During her second trip to D.C. this year, Hayden Panettiere, NBC's Claire Bennet on the hit series "Heroes," and Save the Whales Again! campaign spokesperson, will speak at a press conference and feature in an aerial whale art event on the National Mall in front of the U.S. Capitol building. Aerial artist John Quigley will choreograph hundreds of participants into the shape of a whale and the word "VOTE."
Ms. Panettiere is calling on voters to ask where the candidates stand on the issues they value, and to vote on November 4. Ms. Panettiere turned 18 last year and will cast her first vote this year knowing how valuable it is. She has made repeated but unheeded calls to the current administration to stand up for whales and take action to halt continued commercial whaling by Japan, Iceland and Norway.
The trip also marks the one-year anniversary of her actions in Taiji, Japan, where she protested the killing of captured dolphins. The action raised international awareness of the brutal and needless carnage suffered by over 20,000 dolphins and small whales annually at the hands of Japanese fisherman.
Take Metro to Federal Center SW (Blue/Orange Lines)
North on 3rd Street, NW
Rain or Shine! Save the Whales Again! does not endorse a particular 2008 presidential candidate.
The United States was once a world leader in protecting whales from commercial slaughter.
In 1972, our country led the effort to institute a moratorium on commercial whaling, and in 1982, the International Whaling Commission (IWC) - the governing body of whaling activities - banned this cruel industry.
Since that time, many tens of thousands of whales have been saved from slaughter; however, another 25,000 whales have been killed by Japanese, Norwegian and Icelandic whalers for commercial gain by exploiting loopholes in the International Convention for the Regulation of Whaling, the rules of the IWC. These three countries also work actively to reverse the ban on commercial whaling.
Over the past half-decade, U.S. leadership on whale issues has significantly declined, contrary to the wishes of the majority of the American public, which statistics show opposes a return to commercial whaling. The official U.S. voice of opposition against the pro-whaling factions is not only becoming silent, but there is great concern that the U.S. may be appeasing the whalers by negotiating for some measure of commercial whaling.

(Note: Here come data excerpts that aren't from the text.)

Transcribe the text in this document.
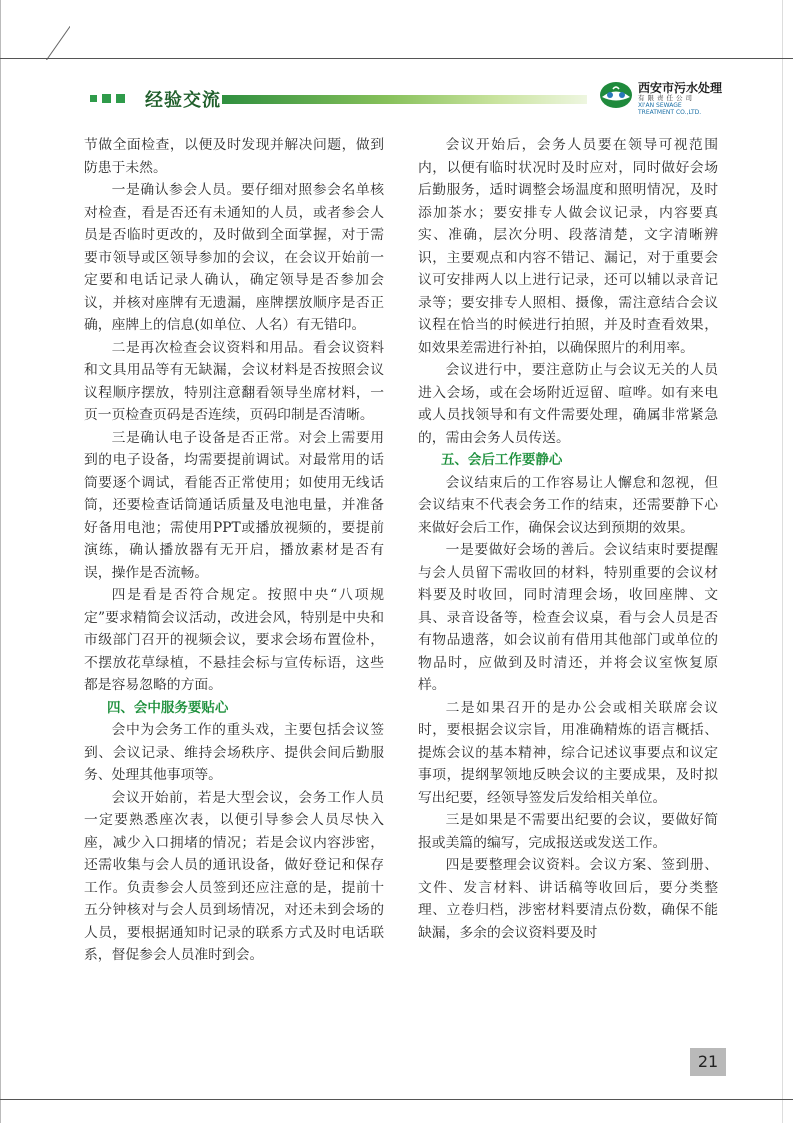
经验交流
西安市污水处理
有限责任公司
XI'AN SEWAGE
TREATMENT CO.,LTD.

节做全面检查，以便及时发现并解决问题，做到防患于未然。

一是确认参会人员。要仔细对照参会名单核对检查，看是否还有未通知的人员，或者参会人员是否临时更改的，及时做到全面掌握，对于需要市领导或区领导参加的会议，在会议开始前一定要和电话记录人确认，确定领导是否参加会议，并核对座牌有无遗漏，座牌摆放顺序是否正确，座牌上的信息(如单位、人名）有无错印。

二是再次检查会议资料和用品。看会议资料和文具用品等有无缺漏，会议材料是否按照会议议程顺序摆放，特别注意翻看领导坐席材料，一页一页检查页码是否连续，页码印制是否清晰。

三是确认电子设备是否正常。对会上需要用到的电子设备，均需要提前调试。对最常用的话筒要逐个调试，看能否正常使用；如使用无线话筒，还要检查话筒通话质量及电池电量，并准备好备用电池；需使用PPT或播放视频的，要提前演练，确认播放器有无开启，播放素材是否有误，操作是否流畅。

四是看是否符合规定。按照中央“八项规定”要求精简会议活动，改进会风，特别是中央和市级部门召开的视频会议，要求会场布置俭朴，不摆放花草绿植，不悬挂会标与宣传标语，这些都是容易忽略的方面。

四、会中服务要贴心

会中为会务工作的重头戏，主要包括会议签到、会议记录、维持会场秩序、提供会间后勤服务、处理其他事项等。

会议开始前，若是大型会议，会务工作人员一定要熟悉座次表，以便引导参会人员尽快入座，减少入口拥堵的情况；若是会议内容涉密，还需收集与会人员的通讯设备，做好登记和保存工作。负责参会人员签到还应注意的是，提前十五分钟核对与会人员到场情况，对还未到会场的人员，要根据通知时记录的联系方式及时电话联系，督促参会人员准时到会。

会议开始后，会务人员要在领导可视范围内，以便有临时状况时及时应对，同时做好会场后勤服务，适时调整会场温度和照明情况，及时添加茶水；要安排专人做会议记录，内容要真实、准确，层次分明、段落清楚，文字清晰辨识，主要观点和内容不错记、漏记，对于重要会议可安排两人以上进行记录，还可以辅以录音记录等；要安排专人照相、摄像，需注意结合会议议程在恰当的时候进行拍照，并及时查看效果，如效果差需进行补拍，以确保照片的利用率。

会议进行中，要注意防止与会议无关的人员进入会场，或在会场附近逗留、喧哗。如有来电或人员找领导和有文件需要处理，确属非常紧急的，需由会务人员传送。

五、会后工作要静心

会议结束后的工作容易让人懈怠和忽视，但会议结束不代表会务工作的结束，还需要静下心来做好会后工作，确保会议达到预期的效果。

一是要做好会场的善后。会议结束时要提醒与会人员留下需收回的材料，特别重要的会议材料要及时收回，同时清理会场，收回座牌、文具、录音设备等，检查会议桌，看与会人员是否有物品遗落，如会议前有借用其他部门或单位的物品时，应做到及时清还，并将会议室恢复原样。

二是如果召开的是办公会或相关联席会议时，要根据会议宗旨，用准确精炼的语言概括、提炼会议的基本精神，综合记述议事要点和议定事项，提纲挈领地反映会议的主要成果，及时拟写出纪要，经领导签发后发给相关单位。

三是如果是不需要出纪要的会议，要做好简报或美篇的编写，完成报送或发送工作。

四是要整理会议资料。会议方案、签到册、文件、发言材料、讲话稿等收回后，要分类整理、立卷归档，涉密材料要清点份数，确保不能缺漏，多余的会议资料要及时

21
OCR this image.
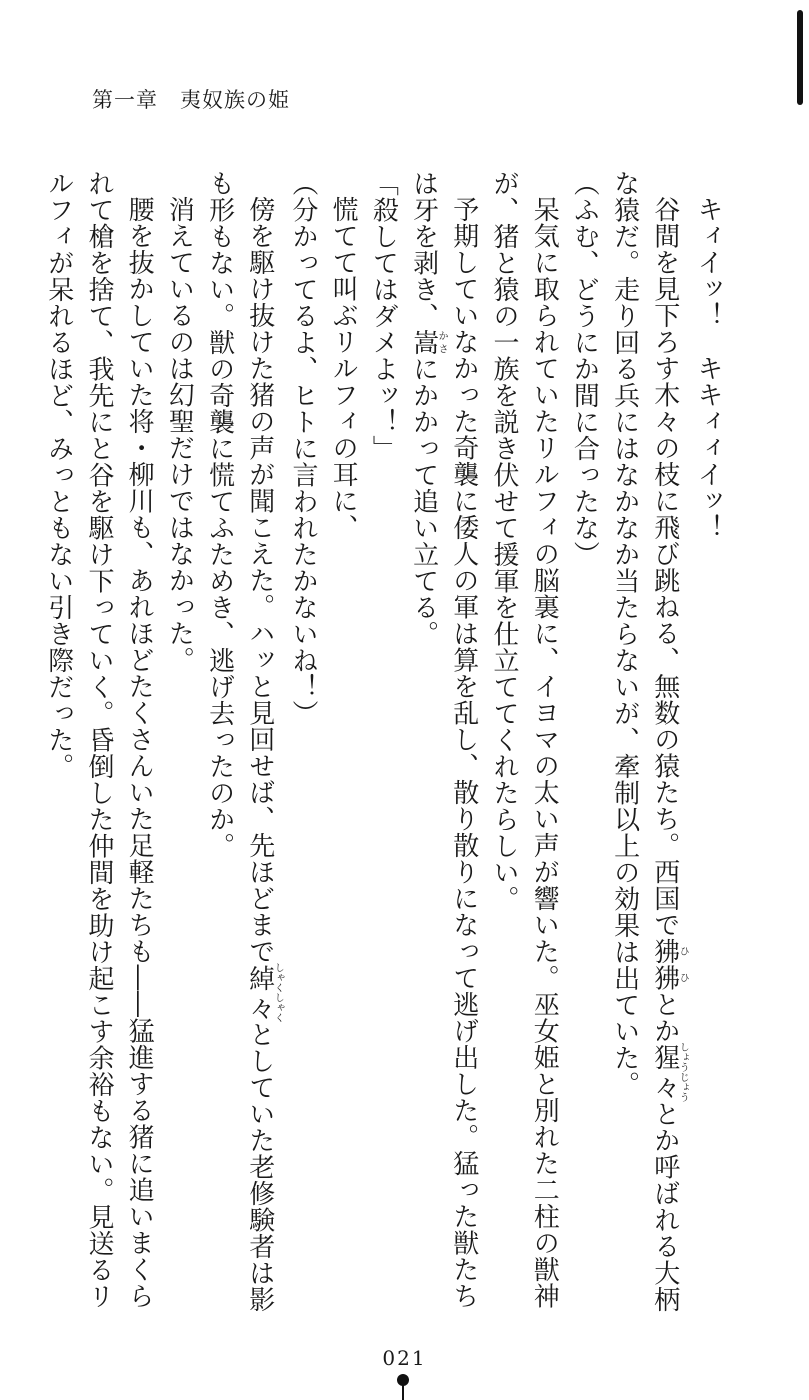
第一章　夷奴族の姫

キィイッ！　キキィィイッ！

谷間を見下ろす木々の枝に飛び跳ねる、無数の猿たち。西国で狒狒ひひとか猩々しょうじょうとか呼ばれる大柄な猿だ。走り回る兵にはなかなか当たらないが、牽制以上の効果は出ていた。

（ふむ、どうにか間に合ったな）

呆気に取られていたリルフィの脳裏に、イヨマの太い声が響いた。巫女姫と別れた二柱の獣神が、猪と猿の一族を説き伏せて援軍を仕立ててくれたらしい。

予期していなかった奇襲に倭人の軍は算を乱し、散り散りになって逃げ出した。猛った獣たちは牙を剥き、嵩かさにかかって追い立てる。

「殺してはダメよッ！」

慌てて叫ぶリルフィの耳に、

（分かってるよ、ヒトに言われたかないね！）

傍を駆け抜けた猪の声が聞こえた。ハッと見回せば、先ほどまで綽々しゃくしゃくとしていた老修験者は影も形もない。獣の奇襲に慌てふためき、逃げ去ったのか。

消えているのは幻聖だけではなかった。

腰を抜かしていた将・柳川も、あれほどたくさんいた足軽たちも――猛進する猪に追いまくられて槍を捨て、我先にと谷を駆け下っていく。昏倒した仲間を助け起こす余裕もない。見送るリルフィが呆れるほど、みっともない引き際だった。

021
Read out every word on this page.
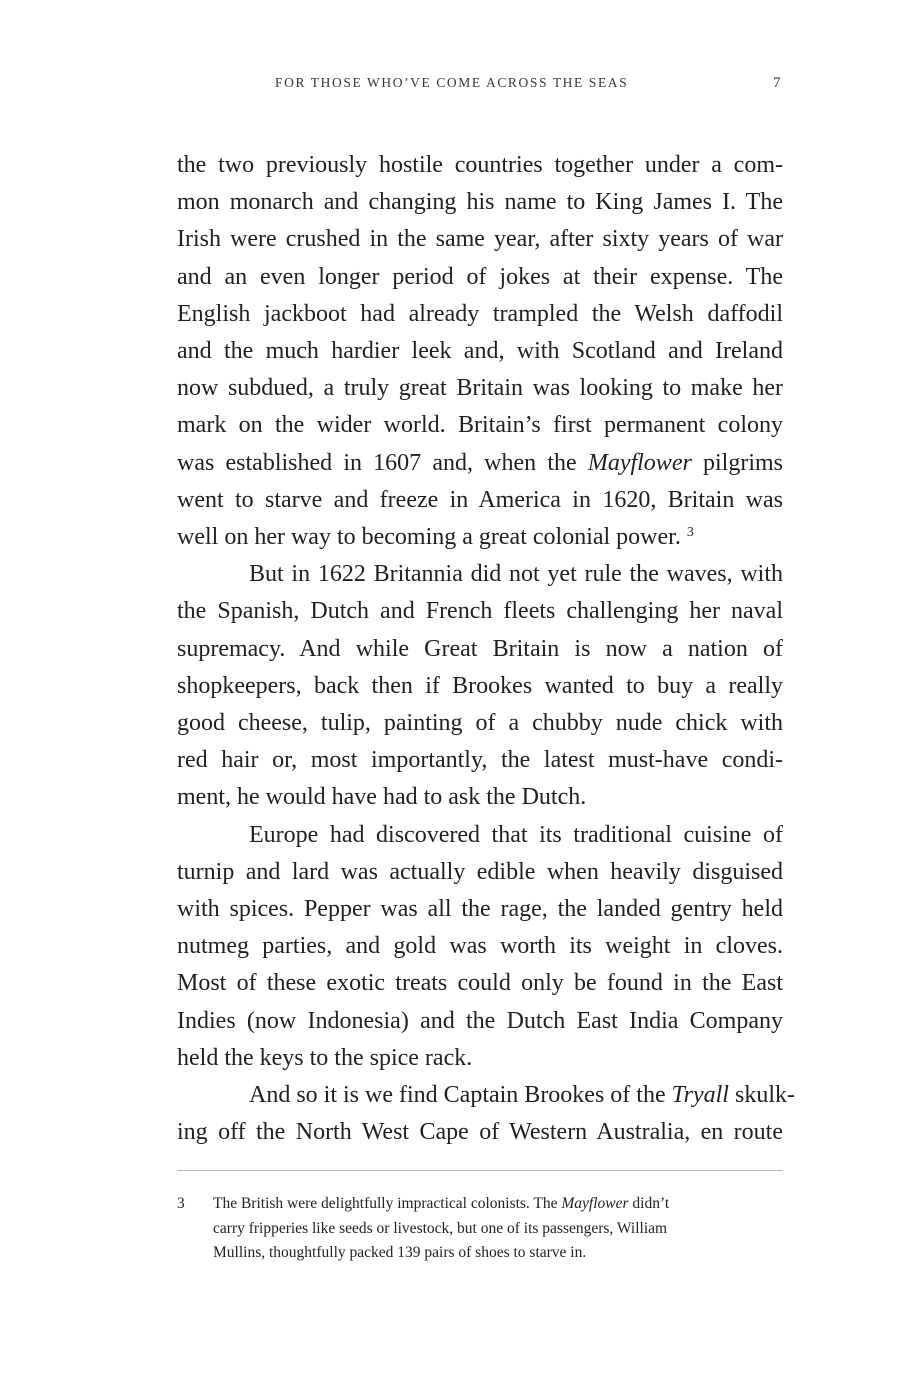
FOR THOSE WHO’VE COME ACROSS THE SEAS	7
the two previously hostile countries together under a com-
mon monarch and changing his name to King James I. The
Irish were crushed in the same year, after sixty years of war
and an even longer period of jokes at their expense. The
English jackboot had already trampled the Welsh daffodil
and the much hardier leek and, with Scotland and Ireland
now subdued, a truly great Britain was looking to make her
mark on the wider world. Britain’s first permanent colony
was established in 1607 and, when the Mayflower pilgrims
went to starve and freeze in America in 1620, Britain was
well on her way to becoming a great colonial power. $^3$
But in 1622 Britannia did not yet rule the waves, with
the Spanish, Dutch and French fleets challenging her naval
supremacy. And while Great Britain is now a nation of
shopkeepers, back then if Brookes wanted to buy a really
good cheese, tulip, painting of a chubby nude chick with
red hair or, most importantly, the latest must-have condi-
ment, he would have had to ask the Dutch.
Europe had discovered that its traditional cuisine of
turnip and lard was actually edible when heavily disguised
with spices. Pepper was all the rage, the landed gentry held
nutmeg parties, and gold was worth its weight in cloves.
Most of these exotic treats could only be found in the East
Indies (now Indonesia) and the Dutch East India Company
held the keys to the spice rack.
And so it is we find Captain Brookes of the Tryall skulk-
ing off the North West Cape of Western Australia, en route
3 The British were delightfully impractical colonists. The Mayflower didn’t
carry fripperies like seeds or livestock, but one of its passengers, William
Mullins, thoughtfully packed 139 pairs of shoes to starve in.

Whales already face an uncertain future without a return to commercial whaling, due to threats such as climate change (which can alter migration routes, breeding patterns, and prey abundance), ship strikes, entanglement and entrapment in fishing gear, over-fishing of prey species, and chemical and noise pollution.
Dr. William Hogarth, appointed by President Bush to head the U.S. delegation to the IWC, is also the organization's current chairman. Instead of using that position to steer the IWC toward whale conservation, he is actively working to placate pro-whalers by arranging a series of closed-door meetings to negotiate a deal that could allow for an IWC-sanctioned resumption of commercial whaling.
Most whale populations have yet to recover from the over-exploitation of whaling in the past, and some may never recover. Any return to whaling for profit could tip the balance toward extinction for many whales.
Whales Need Protection Not Exploitation!